Ainsi passèrent des jours et des jours, je reprenais un peu de santé, mais au fur et à mesure que je perdais mon délire et ma fièvre dans ce confort, le goût de l'aventure et des nouvelles imprudences me revint impérieux. À 37° tout devient banal.

J'aurais cependant pu en rester là, indéfiniment tranquille, bien nourri à la popote de la station, et d'autant mieux que la fille du major Mischief, je le note encore, glorieuse dans sa quinzième année, venait après cinq heures jouer du tennis, vêtue de jupes extrêmement courtes devant la fenêtre de notre bureau. En fait de jambes j'ai rarement vu mieux, encore un peu masculines et cependant déjà plus délicates, une beauté de chair en éclosion. Une véritable provocation au bonheur, à crier de joie en promesses. De jeunes enseignes du Détachement ne la quittaient guère.

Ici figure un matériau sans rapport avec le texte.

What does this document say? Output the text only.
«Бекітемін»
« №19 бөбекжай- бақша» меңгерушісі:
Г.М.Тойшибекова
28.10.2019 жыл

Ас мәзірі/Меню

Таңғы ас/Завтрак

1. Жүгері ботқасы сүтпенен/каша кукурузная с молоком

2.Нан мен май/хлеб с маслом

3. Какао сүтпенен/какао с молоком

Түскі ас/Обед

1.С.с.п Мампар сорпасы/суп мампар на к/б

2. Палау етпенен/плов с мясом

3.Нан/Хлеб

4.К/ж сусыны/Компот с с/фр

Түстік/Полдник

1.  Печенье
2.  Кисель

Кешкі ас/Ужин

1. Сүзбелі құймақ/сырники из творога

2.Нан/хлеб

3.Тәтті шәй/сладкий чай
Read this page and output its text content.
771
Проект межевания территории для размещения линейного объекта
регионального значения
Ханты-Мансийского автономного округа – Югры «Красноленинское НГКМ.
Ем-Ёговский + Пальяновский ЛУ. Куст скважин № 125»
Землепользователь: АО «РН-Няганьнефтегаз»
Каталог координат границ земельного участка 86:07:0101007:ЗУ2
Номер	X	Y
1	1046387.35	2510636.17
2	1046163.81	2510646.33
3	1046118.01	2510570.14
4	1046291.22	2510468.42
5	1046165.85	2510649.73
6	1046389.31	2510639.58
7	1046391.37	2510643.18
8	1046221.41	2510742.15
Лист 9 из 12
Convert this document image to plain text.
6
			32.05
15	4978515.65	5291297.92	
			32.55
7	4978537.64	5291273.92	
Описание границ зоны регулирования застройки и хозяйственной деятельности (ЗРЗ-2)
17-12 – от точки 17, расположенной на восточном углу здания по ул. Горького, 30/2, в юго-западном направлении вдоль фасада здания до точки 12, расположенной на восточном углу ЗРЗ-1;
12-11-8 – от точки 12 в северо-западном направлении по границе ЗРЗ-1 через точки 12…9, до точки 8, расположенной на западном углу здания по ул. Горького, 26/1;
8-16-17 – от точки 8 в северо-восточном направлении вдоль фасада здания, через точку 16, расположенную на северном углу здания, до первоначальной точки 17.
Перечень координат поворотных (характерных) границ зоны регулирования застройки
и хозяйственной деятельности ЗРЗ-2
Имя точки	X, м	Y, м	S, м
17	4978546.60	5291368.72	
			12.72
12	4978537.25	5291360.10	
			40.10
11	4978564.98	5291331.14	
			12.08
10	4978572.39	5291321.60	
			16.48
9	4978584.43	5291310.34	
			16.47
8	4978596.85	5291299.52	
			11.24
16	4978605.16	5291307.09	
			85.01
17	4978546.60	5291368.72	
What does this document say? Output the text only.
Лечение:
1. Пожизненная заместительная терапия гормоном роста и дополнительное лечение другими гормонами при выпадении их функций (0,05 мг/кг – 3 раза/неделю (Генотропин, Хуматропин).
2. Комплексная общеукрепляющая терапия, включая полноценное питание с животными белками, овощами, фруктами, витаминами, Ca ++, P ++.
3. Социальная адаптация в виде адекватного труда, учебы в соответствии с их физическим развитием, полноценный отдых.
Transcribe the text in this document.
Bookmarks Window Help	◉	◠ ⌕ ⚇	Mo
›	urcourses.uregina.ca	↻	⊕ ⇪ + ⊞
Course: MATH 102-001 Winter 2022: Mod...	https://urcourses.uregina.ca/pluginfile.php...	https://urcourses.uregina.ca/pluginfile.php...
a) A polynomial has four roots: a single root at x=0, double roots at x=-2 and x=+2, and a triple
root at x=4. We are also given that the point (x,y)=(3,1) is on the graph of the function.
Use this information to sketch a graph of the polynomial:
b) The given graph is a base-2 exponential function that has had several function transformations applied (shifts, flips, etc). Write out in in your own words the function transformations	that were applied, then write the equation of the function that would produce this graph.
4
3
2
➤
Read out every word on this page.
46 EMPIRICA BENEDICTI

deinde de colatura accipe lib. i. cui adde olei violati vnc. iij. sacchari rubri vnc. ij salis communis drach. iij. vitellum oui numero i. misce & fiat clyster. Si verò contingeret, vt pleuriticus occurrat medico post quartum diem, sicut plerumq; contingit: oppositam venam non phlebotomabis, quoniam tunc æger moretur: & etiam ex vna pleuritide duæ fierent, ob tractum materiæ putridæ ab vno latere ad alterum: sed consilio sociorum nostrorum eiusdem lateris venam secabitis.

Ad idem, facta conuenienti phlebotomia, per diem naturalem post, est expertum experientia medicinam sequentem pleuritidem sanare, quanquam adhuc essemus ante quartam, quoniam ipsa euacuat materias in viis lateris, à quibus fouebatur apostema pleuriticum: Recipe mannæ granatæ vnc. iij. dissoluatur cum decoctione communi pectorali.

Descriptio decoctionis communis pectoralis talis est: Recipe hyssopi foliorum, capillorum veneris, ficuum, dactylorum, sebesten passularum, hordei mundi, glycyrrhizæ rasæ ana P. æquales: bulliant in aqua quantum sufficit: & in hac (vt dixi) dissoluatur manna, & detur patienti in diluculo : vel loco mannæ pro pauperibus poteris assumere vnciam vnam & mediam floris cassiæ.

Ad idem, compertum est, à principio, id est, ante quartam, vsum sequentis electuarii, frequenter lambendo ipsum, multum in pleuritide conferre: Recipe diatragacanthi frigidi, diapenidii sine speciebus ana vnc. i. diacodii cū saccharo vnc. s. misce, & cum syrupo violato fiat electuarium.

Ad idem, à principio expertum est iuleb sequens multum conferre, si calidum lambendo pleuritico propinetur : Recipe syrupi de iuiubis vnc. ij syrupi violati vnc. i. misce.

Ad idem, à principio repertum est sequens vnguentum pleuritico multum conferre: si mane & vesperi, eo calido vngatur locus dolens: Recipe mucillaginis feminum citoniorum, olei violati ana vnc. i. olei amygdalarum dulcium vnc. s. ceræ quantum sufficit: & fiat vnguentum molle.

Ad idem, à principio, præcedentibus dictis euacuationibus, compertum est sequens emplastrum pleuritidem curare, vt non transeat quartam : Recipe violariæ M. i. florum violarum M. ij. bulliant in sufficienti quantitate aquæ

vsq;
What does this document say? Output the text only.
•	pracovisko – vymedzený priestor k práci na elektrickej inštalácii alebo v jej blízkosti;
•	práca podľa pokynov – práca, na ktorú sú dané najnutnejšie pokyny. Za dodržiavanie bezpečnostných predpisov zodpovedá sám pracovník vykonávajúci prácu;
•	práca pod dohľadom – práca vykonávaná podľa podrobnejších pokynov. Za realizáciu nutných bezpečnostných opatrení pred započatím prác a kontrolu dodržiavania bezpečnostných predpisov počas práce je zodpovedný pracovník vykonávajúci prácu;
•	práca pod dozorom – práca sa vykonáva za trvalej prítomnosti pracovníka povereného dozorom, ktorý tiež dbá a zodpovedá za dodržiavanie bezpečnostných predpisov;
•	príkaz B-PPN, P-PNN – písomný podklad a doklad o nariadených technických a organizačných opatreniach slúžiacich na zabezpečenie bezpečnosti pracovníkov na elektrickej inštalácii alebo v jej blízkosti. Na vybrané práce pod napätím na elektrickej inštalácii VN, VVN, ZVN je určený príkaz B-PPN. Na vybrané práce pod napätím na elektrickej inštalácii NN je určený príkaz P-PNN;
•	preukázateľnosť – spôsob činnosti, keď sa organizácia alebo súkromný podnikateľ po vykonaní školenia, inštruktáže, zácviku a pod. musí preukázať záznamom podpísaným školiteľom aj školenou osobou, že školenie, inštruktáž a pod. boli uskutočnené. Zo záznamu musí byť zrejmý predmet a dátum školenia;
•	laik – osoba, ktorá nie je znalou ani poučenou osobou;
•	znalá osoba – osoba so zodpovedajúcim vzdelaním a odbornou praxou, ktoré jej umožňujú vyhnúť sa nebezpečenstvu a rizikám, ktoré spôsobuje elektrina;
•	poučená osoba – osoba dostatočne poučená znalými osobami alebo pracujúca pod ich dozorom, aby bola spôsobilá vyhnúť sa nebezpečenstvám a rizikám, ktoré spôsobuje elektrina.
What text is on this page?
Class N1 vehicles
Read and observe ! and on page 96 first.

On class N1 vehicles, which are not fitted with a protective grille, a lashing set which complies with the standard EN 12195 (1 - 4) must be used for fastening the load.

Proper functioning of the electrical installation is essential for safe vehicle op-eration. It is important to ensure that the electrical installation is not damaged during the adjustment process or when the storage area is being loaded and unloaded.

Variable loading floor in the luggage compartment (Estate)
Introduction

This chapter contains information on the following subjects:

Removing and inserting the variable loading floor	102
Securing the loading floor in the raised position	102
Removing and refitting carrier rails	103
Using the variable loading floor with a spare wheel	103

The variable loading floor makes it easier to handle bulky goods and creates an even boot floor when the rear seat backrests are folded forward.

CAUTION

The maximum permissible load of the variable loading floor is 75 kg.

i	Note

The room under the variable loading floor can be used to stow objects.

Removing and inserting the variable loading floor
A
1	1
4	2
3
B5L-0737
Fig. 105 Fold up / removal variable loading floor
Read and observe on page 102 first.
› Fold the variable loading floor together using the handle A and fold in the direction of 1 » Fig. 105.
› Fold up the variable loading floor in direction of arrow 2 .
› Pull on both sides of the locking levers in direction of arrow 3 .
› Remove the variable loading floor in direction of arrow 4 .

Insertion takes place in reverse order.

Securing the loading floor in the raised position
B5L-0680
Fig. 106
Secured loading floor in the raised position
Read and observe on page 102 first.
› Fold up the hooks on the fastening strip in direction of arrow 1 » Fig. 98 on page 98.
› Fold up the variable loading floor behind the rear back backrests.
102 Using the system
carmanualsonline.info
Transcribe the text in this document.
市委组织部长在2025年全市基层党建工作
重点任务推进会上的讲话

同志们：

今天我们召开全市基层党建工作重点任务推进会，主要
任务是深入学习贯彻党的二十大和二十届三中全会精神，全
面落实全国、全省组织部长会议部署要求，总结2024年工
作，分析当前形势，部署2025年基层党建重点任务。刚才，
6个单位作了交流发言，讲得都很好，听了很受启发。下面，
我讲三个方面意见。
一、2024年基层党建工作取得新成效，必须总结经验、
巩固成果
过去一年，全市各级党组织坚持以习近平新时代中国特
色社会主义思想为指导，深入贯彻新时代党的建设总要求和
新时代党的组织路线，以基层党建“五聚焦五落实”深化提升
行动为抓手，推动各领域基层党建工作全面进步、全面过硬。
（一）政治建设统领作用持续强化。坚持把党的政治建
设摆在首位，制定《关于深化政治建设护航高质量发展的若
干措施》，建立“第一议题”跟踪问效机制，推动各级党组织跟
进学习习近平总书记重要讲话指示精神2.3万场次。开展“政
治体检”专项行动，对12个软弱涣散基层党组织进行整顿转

Ils n'avaient point à se justifier comme moi par des travaux du genre utile les coquins ! Je ne perdais pas un détail de leur manège autour de ma petite idole. J'en blêmissais plusieurs fois par jour. Je finis par me dire que la nuit moi aussi je pourrais peut-être passer pour un marin. Je caressais ces espérances quand un samedi de la vingt-troisième semaine les événements se précipitèrent. Le camarade chargé de la navette des statistiques, un Arménien, fut promu de façon soudaine agent compte-puces en Alaska pour les chiens des prospecteurs.

Pour un bel avancement, c'était un bel avancement et il s'en montrait d'ailleurs ravi. Les chiens d'Alaska, en effet, sont précieux. On en a toujours besoin. On les soigne bien. Tandis que des émigrants on s'en fout. Il y en a toujours de trop.

Comme désormais nous n'avions plus personne sous la main pour porter les additions à New York, ils ne firent pas trop de manières au bureau pour me désigner. Mischief, mon patron, me serra la main au départ en me recommandant d'être tout à fait sage et convenable en ville. Ce fut le dernier conseil qu'il me donna cet honnête homme et pour autant qu'il m'ait jamais vu il ne me revit jamais. Dès que nous touchâmes au quai, la pluie en trombe se mit à nous gicler dessus et puis à travers mon mince veston et sur mes statistiques aussi qui me fondirent progressivement dans la main. J'en gardai cependant quelques-unes en tampon bien épais dépassant de ma poche, pour avoir tant bien que mal l'air d'un homme d'affaires dans la Cité et je me précipitai rempli de crainte et d'émotion vers d'autres aventures.

En levant le nez vers toute cette muraille, j'éprouvai une espèce de vertige à l'envers, à cause des fenêtres trop nombreuses vraiment et si pareilles partout que c'en était écœurant.

Précairement vêtu je me hâtai, transi, vers la fente la plus sombre qu'on puisse repérer dans cette façade géante, espérant que les passants ne me verraient qu'à peine au milieu d'eux. Honte superflue. Je n'avais rien à craindre. Dans la rue que j'avais choisie, vraiment la plus mince de toutes, pas plus épaisse qu'un gros ruisseau de chez nous, et bien crasseuse au fond, bien humide, remplie de ténèbres, il en cheminait déjà tellement d'autres de gens, des petits et des gros, qu'ils m'emmenèrent avec eux comme une ombre. Ils remontaient comme moi dans la ville, au boulot sans doute, le nez en bas. C'était les pauvres de partout.